In India, violence against women is still seen at the individual level. The fact that Indian women are dependent on men at all levels and not only/necessarily financially makes them especially vulnerable to violence whether domestic or sexual. However the general tendency, particularly by the police and the judiciary is to treat such cases on their individual merit rather than emphasize this power imbalance. This would require not just legislative changes but changing the ground reality where women are actually empowered and not endowed with mere paper rights.

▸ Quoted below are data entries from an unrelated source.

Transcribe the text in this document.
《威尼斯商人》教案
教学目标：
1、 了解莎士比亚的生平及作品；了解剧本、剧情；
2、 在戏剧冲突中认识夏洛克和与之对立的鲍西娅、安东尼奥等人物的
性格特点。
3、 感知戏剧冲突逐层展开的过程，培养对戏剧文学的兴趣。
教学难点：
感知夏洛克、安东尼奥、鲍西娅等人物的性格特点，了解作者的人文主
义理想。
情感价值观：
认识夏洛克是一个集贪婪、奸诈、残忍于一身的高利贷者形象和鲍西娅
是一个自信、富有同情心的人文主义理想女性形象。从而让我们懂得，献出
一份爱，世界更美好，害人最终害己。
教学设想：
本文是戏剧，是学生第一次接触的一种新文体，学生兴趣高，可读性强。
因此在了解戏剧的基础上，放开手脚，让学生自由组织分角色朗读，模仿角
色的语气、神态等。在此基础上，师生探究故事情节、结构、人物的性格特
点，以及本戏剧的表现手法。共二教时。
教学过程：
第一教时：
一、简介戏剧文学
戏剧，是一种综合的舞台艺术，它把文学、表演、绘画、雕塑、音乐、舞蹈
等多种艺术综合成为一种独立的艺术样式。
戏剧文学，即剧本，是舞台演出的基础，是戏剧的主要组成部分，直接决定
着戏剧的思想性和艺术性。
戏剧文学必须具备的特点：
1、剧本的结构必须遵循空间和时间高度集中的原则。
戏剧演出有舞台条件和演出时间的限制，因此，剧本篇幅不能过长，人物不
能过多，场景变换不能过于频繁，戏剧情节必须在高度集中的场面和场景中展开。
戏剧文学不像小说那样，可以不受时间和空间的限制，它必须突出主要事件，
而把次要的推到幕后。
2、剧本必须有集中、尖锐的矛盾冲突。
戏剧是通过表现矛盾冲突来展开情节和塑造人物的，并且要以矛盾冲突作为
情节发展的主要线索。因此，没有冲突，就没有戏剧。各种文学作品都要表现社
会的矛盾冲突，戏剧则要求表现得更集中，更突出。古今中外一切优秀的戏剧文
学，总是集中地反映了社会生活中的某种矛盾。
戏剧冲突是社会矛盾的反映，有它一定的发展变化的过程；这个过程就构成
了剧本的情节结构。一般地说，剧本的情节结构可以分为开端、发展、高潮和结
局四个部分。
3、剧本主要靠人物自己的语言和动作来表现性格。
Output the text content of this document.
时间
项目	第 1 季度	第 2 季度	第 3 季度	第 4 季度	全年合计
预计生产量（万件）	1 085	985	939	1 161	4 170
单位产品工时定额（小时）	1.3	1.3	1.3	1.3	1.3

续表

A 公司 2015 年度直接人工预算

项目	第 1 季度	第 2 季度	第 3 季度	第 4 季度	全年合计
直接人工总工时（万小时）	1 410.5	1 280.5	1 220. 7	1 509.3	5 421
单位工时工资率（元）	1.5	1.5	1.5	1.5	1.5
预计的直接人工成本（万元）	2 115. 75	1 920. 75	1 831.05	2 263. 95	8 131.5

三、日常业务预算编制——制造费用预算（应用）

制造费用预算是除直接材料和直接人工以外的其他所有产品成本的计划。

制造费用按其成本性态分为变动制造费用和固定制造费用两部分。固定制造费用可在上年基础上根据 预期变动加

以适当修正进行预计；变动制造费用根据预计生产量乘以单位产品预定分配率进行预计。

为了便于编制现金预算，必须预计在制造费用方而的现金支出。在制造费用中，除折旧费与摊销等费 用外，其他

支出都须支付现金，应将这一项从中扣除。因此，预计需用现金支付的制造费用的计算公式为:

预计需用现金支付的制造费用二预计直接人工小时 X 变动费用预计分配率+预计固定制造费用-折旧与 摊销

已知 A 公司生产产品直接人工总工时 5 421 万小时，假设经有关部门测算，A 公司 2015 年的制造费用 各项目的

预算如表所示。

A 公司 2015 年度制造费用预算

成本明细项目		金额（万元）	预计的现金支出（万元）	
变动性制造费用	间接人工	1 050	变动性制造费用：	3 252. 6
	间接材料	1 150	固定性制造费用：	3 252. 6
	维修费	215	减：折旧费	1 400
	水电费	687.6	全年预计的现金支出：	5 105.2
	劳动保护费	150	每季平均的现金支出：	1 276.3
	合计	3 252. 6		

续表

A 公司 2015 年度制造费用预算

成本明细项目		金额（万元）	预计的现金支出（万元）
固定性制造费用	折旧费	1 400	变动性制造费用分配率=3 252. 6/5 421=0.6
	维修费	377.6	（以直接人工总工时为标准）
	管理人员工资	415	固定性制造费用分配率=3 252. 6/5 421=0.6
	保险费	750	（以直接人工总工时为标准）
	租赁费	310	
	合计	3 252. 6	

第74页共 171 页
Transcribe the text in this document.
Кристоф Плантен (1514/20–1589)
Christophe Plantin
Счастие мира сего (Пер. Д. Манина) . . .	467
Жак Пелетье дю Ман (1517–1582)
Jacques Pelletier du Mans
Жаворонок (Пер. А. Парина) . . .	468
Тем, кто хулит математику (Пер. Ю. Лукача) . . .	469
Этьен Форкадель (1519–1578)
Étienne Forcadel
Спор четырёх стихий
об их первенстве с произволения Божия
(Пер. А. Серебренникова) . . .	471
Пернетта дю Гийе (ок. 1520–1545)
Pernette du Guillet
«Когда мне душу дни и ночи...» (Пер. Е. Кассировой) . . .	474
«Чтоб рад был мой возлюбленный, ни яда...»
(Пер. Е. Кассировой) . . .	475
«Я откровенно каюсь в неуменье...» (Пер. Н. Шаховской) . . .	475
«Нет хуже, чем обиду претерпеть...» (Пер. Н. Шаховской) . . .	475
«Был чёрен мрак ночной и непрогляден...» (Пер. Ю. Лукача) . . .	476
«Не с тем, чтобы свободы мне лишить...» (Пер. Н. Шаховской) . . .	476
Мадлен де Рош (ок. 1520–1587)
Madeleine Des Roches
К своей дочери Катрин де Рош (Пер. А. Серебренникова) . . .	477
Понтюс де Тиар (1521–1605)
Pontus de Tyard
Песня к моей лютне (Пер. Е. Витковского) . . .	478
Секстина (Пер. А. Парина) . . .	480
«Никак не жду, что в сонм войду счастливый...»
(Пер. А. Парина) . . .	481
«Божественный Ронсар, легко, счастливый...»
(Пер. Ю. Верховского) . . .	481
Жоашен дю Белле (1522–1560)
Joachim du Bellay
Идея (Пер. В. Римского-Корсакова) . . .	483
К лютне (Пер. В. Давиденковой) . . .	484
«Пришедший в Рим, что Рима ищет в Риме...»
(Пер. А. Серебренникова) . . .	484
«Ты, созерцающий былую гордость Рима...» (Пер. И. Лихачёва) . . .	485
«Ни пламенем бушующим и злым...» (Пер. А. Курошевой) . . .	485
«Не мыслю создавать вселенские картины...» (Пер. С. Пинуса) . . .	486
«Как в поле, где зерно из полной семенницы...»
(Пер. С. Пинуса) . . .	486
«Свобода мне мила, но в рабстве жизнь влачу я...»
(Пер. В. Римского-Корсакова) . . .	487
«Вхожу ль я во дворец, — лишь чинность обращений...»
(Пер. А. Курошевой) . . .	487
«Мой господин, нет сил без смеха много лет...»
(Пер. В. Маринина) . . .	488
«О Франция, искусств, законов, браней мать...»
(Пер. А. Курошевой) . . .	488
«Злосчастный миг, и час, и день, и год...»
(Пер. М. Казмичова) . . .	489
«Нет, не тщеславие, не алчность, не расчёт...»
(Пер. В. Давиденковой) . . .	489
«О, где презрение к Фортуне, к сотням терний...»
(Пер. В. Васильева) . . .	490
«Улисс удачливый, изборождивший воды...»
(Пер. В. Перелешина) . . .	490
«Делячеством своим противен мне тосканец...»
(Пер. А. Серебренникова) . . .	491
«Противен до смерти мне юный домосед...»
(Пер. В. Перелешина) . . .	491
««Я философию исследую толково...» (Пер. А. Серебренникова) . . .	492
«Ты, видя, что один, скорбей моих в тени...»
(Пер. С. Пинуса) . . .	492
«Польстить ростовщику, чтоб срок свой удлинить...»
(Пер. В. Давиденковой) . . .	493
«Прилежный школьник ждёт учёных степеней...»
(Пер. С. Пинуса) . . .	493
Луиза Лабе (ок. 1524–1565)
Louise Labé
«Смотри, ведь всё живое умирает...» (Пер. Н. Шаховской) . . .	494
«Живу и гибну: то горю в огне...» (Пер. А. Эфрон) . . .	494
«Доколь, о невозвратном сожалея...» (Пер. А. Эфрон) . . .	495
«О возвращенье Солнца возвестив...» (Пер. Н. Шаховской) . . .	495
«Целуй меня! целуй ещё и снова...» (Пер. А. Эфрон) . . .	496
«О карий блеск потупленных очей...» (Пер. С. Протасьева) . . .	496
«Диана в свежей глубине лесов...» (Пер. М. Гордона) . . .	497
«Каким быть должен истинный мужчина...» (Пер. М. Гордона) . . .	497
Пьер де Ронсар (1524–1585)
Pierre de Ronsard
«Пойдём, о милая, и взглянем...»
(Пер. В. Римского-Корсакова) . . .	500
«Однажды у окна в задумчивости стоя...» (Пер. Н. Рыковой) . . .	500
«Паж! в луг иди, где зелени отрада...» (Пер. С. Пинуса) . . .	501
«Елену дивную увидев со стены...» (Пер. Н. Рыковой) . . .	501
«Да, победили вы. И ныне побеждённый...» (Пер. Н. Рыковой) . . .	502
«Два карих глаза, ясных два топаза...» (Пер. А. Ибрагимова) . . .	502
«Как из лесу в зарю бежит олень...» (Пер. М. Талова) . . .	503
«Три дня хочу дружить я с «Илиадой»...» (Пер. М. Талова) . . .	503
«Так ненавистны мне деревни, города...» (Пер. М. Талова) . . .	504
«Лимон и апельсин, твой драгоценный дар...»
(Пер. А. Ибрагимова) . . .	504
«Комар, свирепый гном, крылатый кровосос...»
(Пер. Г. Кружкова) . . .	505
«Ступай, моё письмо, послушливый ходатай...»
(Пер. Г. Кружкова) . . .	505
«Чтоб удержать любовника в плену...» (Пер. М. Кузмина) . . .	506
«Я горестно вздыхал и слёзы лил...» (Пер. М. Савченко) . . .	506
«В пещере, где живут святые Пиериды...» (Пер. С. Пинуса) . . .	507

In India, the legal provisions have been tentative. At the point of initiation, they inevitably contain some wide loopholes which allow men to escape scot-free and between the accused/offender and the victim/prosecutrix make it more difficult for the latter to prove her case. Ironically, as and whenever the violence suffered by women reaches serious proportions, and more importantly , leads to public outrage, the state typically responds by modifying the existing penal provisions and adding more stringent provisions. The ‘stringent provisions ‘ often remain on paper with a marked reluctance shown by the police to register cases and the judiciary giving the tacit impression that women are misusing the laws made for their protection. The legal codes have not been effective in protecting women. Nor has it succeeded in ensuring justice for the victims by way of retribution. Whether it is at birth, during lifetime or eventual death, the laws appear to be strong enough to act as deterrents but reality speaks a different story.


The Indian state formulates some principles to deal with gender-violence, takes scant interest in implementing them, thereby allowing rate of violence to grow. When such violence grows out of proportion, making the people seethe in anger it spells danger for the state. Then the governmental machinery responds typically with setting up of specialist agencies and framing new and ‘stricter laws’ which continue to remain on paper.